Tanya contacts Nikhil with new information, but he finds her shot dead. He informs Chamanlal that he has been having vivid flashbacks to the night of the accident and has an idea where Kabir was buried. They drive out and dig up the body, which has been preserved in the snow. The corpse's face is exactly the same as Nikhil's.

"Nikhil" realises that he is in fact Kabir and had been the one having an affair with Simar. It is revealed that the real Nikhil was emotionally abusive toward Simar. Kabir saw Simar being abandoned by Nikhil at a party one night, and they began their affair, but after a while, Simar became obsessed with him. On the night of the accident, Kabir had been trying to leave Simar, who threatened to commit suicide if he did. Nikhil had arrived and started a fight with Kabir, which ended when Simar killed Nikhil with her gun. They buried the body in the snow, but on the way back, Kabir blamed Simar for the murder and declared that they should go to the police. In the ensuing argument, Kabir lost control of the car, which resulted in the accident that changed everything.

In the present, Kabir is angry that his identity has been robbed by Simar, who took advantage of his amnesia and ordered plastic surgeons to reconstruct his face like Nikhil's. He and Chamanlal decide to bring Nikhil's body to the police but are stopped when Simar shoots Chamanlal. She still wants Kabir to accept Nikhil's identity so they can be together, but Kabir refuses. Simar tries to kill them both so they can be together in death; Kabir escapes, but Simar does not.
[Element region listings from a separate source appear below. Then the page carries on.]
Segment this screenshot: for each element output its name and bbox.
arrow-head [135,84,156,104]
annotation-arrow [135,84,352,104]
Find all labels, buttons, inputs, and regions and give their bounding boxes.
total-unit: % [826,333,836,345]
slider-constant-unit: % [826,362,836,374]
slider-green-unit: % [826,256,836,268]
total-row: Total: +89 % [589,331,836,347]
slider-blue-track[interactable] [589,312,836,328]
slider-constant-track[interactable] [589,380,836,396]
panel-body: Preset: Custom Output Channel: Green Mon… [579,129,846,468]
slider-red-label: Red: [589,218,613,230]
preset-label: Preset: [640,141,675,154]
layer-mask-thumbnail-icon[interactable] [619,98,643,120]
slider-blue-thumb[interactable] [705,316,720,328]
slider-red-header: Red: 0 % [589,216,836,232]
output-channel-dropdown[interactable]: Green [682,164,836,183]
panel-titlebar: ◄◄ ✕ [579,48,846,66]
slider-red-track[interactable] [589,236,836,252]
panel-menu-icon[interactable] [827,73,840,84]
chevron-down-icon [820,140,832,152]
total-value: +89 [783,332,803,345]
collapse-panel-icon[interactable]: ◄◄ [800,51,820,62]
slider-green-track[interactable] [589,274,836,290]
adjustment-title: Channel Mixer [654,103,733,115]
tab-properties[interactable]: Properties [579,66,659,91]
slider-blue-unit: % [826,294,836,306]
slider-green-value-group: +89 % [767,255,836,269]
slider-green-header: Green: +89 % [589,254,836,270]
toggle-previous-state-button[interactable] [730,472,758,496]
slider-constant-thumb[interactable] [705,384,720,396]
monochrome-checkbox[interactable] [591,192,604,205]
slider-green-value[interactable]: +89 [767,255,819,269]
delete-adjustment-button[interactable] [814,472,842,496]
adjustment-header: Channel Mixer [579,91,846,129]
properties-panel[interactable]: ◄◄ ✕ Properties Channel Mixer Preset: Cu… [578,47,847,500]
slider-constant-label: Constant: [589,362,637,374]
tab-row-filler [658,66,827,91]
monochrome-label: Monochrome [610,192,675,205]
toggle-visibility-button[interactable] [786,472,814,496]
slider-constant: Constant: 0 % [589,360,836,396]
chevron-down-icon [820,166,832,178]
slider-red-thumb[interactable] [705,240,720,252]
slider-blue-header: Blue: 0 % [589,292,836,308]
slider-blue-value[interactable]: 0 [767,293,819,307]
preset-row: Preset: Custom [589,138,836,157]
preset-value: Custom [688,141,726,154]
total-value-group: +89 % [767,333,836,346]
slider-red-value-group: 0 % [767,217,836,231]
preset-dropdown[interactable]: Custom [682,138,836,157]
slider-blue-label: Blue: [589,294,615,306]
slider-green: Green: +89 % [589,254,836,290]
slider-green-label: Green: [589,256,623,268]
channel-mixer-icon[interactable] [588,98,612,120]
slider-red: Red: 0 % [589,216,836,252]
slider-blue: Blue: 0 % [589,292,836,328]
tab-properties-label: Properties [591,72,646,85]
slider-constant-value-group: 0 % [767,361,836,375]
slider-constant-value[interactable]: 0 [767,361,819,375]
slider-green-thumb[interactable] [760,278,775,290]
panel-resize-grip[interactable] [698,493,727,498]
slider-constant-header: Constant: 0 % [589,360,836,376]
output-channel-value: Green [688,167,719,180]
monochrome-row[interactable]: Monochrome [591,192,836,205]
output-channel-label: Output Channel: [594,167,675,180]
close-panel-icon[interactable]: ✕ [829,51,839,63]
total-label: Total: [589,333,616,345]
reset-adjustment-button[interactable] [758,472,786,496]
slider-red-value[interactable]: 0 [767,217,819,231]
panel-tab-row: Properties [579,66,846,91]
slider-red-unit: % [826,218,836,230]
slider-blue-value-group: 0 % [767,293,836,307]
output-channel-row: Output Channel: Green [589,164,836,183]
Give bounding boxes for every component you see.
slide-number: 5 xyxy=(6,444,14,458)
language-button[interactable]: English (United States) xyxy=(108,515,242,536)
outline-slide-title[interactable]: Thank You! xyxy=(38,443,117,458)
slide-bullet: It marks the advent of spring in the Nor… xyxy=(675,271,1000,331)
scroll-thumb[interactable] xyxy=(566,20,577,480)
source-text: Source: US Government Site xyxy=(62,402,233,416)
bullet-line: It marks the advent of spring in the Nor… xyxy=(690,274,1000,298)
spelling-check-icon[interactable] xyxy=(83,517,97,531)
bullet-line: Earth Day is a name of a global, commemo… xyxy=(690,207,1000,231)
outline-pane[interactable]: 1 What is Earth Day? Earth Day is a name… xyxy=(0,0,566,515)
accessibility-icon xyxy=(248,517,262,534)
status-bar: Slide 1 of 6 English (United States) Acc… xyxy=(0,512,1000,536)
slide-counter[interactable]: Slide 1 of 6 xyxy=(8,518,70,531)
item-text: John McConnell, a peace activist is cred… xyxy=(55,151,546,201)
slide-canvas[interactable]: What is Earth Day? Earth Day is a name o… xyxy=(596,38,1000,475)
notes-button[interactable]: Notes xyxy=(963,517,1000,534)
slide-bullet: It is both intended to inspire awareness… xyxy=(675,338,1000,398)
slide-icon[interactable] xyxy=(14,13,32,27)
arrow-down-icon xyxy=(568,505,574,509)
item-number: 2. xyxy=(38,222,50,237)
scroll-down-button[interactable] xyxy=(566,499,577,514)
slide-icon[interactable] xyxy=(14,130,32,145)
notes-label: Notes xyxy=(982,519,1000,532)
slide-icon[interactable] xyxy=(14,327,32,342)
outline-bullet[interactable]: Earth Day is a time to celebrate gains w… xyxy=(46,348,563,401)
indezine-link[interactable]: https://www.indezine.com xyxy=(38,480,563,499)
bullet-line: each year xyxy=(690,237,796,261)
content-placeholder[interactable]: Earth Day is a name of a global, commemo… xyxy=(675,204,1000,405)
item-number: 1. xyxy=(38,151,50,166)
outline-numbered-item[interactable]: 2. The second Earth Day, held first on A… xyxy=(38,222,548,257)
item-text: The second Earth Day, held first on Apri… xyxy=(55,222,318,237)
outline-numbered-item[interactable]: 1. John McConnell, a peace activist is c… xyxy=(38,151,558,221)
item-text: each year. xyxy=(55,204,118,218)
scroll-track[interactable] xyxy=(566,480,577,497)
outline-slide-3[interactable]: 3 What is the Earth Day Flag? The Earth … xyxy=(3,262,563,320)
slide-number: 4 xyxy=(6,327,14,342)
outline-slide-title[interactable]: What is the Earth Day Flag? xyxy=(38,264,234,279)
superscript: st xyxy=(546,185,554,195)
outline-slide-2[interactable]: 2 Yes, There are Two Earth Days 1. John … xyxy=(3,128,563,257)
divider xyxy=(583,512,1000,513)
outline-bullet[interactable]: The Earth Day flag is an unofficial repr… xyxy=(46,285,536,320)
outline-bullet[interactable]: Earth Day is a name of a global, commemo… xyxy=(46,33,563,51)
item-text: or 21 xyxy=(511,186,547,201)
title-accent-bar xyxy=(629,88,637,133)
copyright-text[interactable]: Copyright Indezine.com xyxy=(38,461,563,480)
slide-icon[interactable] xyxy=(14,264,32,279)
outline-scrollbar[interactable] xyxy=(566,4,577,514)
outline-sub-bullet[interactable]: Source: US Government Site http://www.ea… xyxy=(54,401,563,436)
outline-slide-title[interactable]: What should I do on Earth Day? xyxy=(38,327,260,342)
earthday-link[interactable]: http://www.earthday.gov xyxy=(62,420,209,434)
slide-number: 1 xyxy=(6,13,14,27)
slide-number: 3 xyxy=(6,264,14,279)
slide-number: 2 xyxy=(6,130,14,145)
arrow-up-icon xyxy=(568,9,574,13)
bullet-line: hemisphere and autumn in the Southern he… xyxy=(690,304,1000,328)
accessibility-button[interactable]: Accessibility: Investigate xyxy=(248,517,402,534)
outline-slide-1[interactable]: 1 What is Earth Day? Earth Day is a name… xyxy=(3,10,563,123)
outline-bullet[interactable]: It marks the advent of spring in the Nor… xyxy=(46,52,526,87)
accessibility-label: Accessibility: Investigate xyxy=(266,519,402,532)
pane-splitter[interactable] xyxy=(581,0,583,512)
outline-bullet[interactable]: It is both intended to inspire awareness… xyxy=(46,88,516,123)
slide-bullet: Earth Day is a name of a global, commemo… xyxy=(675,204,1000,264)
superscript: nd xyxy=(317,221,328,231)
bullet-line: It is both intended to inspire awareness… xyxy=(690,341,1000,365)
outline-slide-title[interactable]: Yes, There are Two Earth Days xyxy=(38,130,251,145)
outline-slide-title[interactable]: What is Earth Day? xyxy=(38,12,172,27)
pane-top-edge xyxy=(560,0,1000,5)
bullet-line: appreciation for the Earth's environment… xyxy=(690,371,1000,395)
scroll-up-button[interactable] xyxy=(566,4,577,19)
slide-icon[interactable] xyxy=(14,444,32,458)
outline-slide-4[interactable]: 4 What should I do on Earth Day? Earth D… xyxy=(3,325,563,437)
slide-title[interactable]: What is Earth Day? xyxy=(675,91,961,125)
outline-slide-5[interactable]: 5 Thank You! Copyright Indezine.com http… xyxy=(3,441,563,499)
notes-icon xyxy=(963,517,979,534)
The final scene is of Kabir arriving at the police station, carrying Nikhil's corpse with him. The end credits begin over footage of Kabir explaining his story and confessing the truth to the police officers.

==Cast==
- Arjun Rampal as Nikhil Oberoi / Kabir Malhotra
- Priyanka Chopra as Simar Oberoi
- Sudhanshu Pandey as Kabir Malhotra
- Kim Sharma as Tanya Thakur
- Ankur Nayyar as Siddharth Thakur
- Saurabh Shukla as Chamanlal
- Anang Desai as Dr. Kapadia

==Production==
The film was announced in 2003 with Priyanka Chopra in lead.

== Soundtrack ==

The music is composed by Himesh Reshammiya with the lyrics written by Sameer. The album has eight tracks, including one instrumental and two reprise tracks.

===Track listing===

| No. | Title | Artist(s) | Length |
|---|---|---|---|
| 1 | "Tune Mujhko" | Udit Narayan, Alka Yagnik | 6:19 |
| 2 | "Meri Aankhon Mein" | Udit Narayan, Alka Yagnik | 6:29 |
| 3 | "Tu Hi" | Sonu Nigam, Shreya Ghoshal | 6:02 |
| 4 | "Bhoolna Nahin" | Shaan, Sunidhi Chauhan | 6:19 |
| 5 | "Chehra Tera" | Sonu Nigam, Alka Yagnik | 5:38 |
| 6 | "Meri Aankhon Mein" | Instrumental | 6:29 |
| 7 | "Bhoolna Nahin - II" | Sunidhi Chauhan | 5:04 |
| 8 | "Bhoolna Nahin - III" | Shaan | 6:15 |

==Reception==
Taran Adarsh of IndiaFM gave the film 2 out of 5, writing, "On the whole, YAKEEN could've been a taut edge of the seat thriller, which it isn't thanks to its not-too-happening post-interval portions." Patcy N of Rediff.com called the film "entertaining yet very predictable." She further wrote that the "movie starts well but tends to drag later. The end, though predictable, is very dramatic."

Jaspreet Pandohar of BBC.com wrote, "Sticking closely to its American predecessor, Yakeen races along, delivering twist after turn until it reaches its devastating climax. Rampal and Chopra also deliver convincing performances as the traumatised husband and wife, proving they are more than just pretty faces. But Yakeen still doesn't entirely impress: as the umpteenth Hollywood-Bollywood remake to be released this year, there clearly isn't an original bone in its entire body."